Disney's New EVC
Segways for guests with needs discussions have been beaten to death however a new twist, Disney this year started offering their alternative for standing guests with their new EVC which is supposed to be safer for special needs guests along with guests around them.
Re: Disney's New EVC
MousePlanet further reports:
Disney World introduces Segway alternative for guests with disabilities
Following a years-long legal roller coaster that has included rulings, appeals, dismissals, and settlements, Walt Disney World has very quietly rolled out (pardon the pun) a small fleet of Electric Standing Vehicles (ESVs) for use in the theme parks. The rental vehicles are part of a settlement regarding the use of privately owned Segway Human Transport devices by guests with certain disabilities who prefer to use a standing mobility conveyance rather a seated electric wheelchair or scooter (electric conveyance vehicle, or ECV).

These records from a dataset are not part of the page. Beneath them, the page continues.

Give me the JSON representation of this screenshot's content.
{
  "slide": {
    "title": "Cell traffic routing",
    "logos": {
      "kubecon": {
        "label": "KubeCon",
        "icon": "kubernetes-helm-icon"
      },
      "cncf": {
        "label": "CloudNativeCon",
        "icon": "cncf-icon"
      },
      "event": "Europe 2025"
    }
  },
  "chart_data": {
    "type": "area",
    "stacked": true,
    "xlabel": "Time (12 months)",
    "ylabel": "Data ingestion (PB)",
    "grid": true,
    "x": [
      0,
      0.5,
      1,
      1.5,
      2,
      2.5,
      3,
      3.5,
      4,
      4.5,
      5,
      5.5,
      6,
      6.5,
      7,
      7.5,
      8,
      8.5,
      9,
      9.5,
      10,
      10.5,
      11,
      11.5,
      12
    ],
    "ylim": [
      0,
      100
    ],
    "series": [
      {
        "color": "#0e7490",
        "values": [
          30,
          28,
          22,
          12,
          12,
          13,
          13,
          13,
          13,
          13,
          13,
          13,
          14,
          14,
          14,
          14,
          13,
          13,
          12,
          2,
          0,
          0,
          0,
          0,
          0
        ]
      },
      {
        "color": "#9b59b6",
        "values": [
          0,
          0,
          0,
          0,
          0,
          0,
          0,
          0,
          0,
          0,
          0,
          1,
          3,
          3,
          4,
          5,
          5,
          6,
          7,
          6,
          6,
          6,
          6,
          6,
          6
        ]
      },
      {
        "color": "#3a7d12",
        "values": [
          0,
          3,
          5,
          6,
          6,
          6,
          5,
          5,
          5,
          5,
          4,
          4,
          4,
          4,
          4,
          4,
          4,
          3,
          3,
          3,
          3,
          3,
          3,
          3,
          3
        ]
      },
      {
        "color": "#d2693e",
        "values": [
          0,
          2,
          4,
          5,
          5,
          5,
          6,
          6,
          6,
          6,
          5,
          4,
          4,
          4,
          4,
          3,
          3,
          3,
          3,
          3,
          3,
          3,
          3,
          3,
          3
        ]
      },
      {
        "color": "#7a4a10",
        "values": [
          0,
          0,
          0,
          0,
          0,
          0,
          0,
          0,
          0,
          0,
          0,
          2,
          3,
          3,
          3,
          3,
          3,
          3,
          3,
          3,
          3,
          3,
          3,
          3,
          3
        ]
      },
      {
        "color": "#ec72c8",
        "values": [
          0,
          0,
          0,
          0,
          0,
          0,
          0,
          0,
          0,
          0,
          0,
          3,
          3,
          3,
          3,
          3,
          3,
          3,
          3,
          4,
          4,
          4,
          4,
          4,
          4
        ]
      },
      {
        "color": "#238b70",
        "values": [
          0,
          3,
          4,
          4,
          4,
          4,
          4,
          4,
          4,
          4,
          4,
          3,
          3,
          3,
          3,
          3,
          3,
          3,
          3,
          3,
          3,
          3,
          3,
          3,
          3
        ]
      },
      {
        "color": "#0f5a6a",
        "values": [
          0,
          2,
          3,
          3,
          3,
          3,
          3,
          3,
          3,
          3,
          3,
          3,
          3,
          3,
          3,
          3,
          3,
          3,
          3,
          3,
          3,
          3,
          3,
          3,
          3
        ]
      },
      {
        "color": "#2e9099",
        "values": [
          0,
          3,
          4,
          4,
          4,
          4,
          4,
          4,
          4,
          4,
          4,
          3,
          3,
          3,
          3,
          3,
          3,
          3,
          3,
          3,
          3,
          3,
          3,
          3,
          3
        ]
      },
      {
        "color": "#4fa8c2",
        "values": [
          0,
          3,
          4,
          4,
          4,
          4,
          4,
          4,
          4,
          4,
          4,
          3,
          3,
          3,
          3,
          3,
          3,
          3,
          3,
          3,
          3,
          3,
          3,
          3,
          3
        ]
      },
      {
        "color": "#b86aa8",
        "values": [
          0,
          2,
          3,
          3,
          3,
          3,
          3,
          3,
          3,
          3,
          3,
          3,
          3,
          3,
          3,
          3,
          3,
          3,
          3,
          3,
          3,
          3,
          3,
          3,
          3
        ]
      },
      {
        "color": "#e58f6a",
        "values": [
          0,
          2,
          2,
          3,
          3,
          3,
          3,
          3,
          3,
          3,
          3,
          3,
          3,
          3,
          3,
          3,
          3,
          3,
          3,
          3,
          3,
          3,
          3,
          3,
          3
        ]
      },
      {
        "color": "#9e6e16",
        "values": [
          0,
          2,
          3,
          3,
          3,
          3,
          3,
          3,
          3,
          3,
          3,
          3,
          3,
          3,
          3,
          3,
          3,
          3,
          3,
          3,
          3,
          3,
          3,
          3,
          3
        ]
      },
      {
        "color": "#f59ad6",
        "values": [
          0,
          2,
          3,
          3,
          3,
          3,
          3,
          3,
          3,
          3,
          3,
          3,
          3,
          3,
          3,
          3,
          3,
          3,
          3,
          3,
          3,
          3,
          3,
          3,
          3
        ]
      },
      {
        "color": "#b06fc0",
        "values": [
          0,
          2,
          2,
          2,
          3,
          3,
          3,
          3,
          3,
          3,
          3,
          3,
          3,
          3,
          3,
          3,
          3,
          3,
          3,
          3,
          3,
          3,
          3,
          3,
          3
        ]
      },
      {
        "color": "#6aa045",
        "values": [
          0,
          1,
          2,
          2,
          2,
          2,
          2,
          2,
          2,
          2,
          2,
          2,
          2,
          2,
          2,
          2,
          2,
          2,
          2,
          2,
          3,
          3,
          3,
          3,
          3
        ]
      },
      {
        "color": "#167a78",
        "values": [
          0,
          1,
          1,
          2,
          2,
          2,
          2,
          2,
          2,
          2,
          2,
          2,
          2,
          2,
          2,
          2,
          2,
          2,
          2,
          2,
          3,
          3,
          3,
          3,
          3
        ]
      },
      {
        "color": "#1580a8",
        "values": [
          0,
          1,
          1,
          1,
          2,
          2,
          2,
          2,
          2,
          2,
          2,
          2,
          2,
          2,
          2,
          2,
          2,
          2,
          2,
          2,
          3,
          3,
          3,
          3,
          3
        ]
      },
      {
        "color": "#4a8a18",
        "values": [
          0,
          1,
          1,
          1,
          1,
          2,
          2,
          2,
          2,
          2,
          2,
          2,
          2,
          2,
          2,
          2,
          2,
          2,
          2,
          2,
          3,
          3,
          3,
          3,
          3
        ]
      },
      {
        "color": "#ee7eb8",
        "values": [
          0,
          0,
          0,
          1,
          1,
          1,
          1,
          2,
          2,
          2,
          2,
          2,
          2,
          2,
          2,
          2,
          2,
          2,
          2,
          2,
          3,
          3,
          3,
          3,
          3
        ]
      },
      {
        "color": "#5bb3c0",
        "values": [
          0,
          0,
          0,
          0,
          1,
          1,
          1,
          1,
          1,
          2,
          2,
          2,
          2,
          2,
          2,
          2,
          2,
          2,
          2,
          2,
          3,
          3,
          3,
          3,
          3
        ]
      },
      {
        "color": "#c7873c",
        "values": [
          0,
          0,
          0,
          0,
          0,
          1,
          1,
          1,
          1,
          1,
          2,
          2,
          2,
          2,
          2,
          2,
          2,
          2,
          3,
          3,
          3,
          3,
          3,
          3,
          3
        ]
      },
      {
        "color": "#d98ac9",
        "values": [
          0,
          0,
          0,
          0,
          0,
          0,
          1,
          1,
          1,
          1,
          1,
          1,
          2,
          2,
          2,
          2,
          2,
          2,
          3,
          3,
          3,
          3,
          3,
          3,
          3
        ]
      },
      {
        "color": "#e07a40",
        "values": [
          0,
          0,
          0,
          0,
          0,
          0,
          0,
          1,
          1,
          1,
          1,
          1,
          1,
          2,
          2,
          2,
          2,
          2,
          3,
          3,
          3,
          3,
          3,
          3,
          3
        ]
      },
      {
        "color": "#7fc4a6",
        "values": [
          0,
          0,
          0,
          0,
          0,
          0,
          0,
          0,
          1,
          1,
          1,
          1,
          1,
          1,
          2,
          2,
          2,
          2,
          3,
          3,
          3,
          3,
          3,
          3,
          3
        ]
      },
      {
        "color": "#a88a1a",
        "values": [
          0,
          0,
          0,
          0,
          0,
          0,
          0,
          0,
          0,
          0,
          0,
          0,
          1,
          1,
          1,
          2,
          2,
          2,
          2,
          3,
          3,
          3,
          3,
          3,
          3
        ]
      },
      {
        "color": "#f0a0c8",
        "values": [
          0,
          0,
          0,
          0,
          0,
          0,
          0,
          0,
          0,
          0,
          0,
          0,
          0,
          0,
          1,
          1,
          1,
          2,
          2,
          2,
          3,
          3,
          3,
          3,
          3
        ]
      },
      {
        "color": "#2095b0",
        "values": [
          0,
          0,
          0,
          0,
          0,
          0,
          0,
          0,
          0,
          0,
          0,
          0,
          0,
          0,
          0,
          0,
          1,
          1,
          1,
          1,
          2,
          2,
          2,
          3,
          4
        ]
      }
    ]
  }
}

Disney successfully fought to maintain its ban on the use of such devices, which can travel up to 12 miles per hour, more than double the speed of the ECVs the company rents for use in the parks. Disney cited safety concerns about the use of the vehicles in the theme parks, despite offering guided Segway tours of Disney's California Adventure and Epcot during park hours, and allowing certain cast members to use the devices inside the theme parks.
As part of the settlement, Disney modified the standard ECV by extending the steering column, placing the storage basket on the back of the unit, and configuring the seat cushion to serve as a back rest. The four-wheeled ESV has the same "footprint" as the standard Disney scooter, travels at the same speed, uses the same toggle bar control, and has the same 450-pound weight limit.
Don't expect to see dozens of the devices rolling down Main Street, U.S.A. anytime soon. MousePlanet learned the devices were due to arrive over a month ago, but until this weekend, none of our staff had been able to find one in use in the parks. Cast members are extremely reluctant to discuss the devices, referring all inquiries to a manager. We did learn that each of the four theme parks has at least one unit (an Epcot CM said the park has two), and the rental fee is the same $50 per day, plus $20 key deposit charged for ECVs.
Magic Kingdom guest Ricardo was the operator of the ESV we spotted in the Magic Kingdom, and was happy to answer our questions about the device. He said that in order to rent Disney's ESV, he has to bring his personal Segway personal transporter to the entrance of a theme park, where security escorted him inside to the wheelchair rental counter. There, a manager was summoned to handle the transaction. Ricardo left his Segway with Disney, where it was kept in the stroller and wheelchair storeroom, and checked out the ESV.
He said the unit is much slower and more difficult to steer than his personal Segway, and that he would still prefer to use his own device, which he has customized with colored lights and music. When we met him, he was demonstrating his makeshift sound system for the ESV, using a Bluetooth-enabled portable speaker balanced on the front of the device and controlled by his iPad. Disney also prohibits amplified music in the parks, but Ricardo is clearly a regular and the Magic Kingdom manager seemed unconcerned by the personal enhancements.
The units were also reportedly delivered to Disneyland and Disney California Adventure parks, but we have yet to hear of one in use at either park.
After posting a photo of the device this weekend, many readers questioned why anyone would choose to use a Segway instead of a seated wheelchair or scooter. MousePlanet reader Lindsay Contreras is one of the thousands of people who use a Segway as a mobility aid, and explained on our Facebook page, "I have spina bifida and EDS [Ehlers-Danlos syndrome, group of inherited disorders that affect your connective tissues]. I can stand usually for a while but walking long distances is nearly impossible because it requires more muscle tone, which, due to my EDS, is impossible to accomplish because the disease depletes it. I can sit but it is not very comfortable to sit for a long period of time, [as] my legs will twitch, and my docs prefer I stand long as possible before breaks of sitting."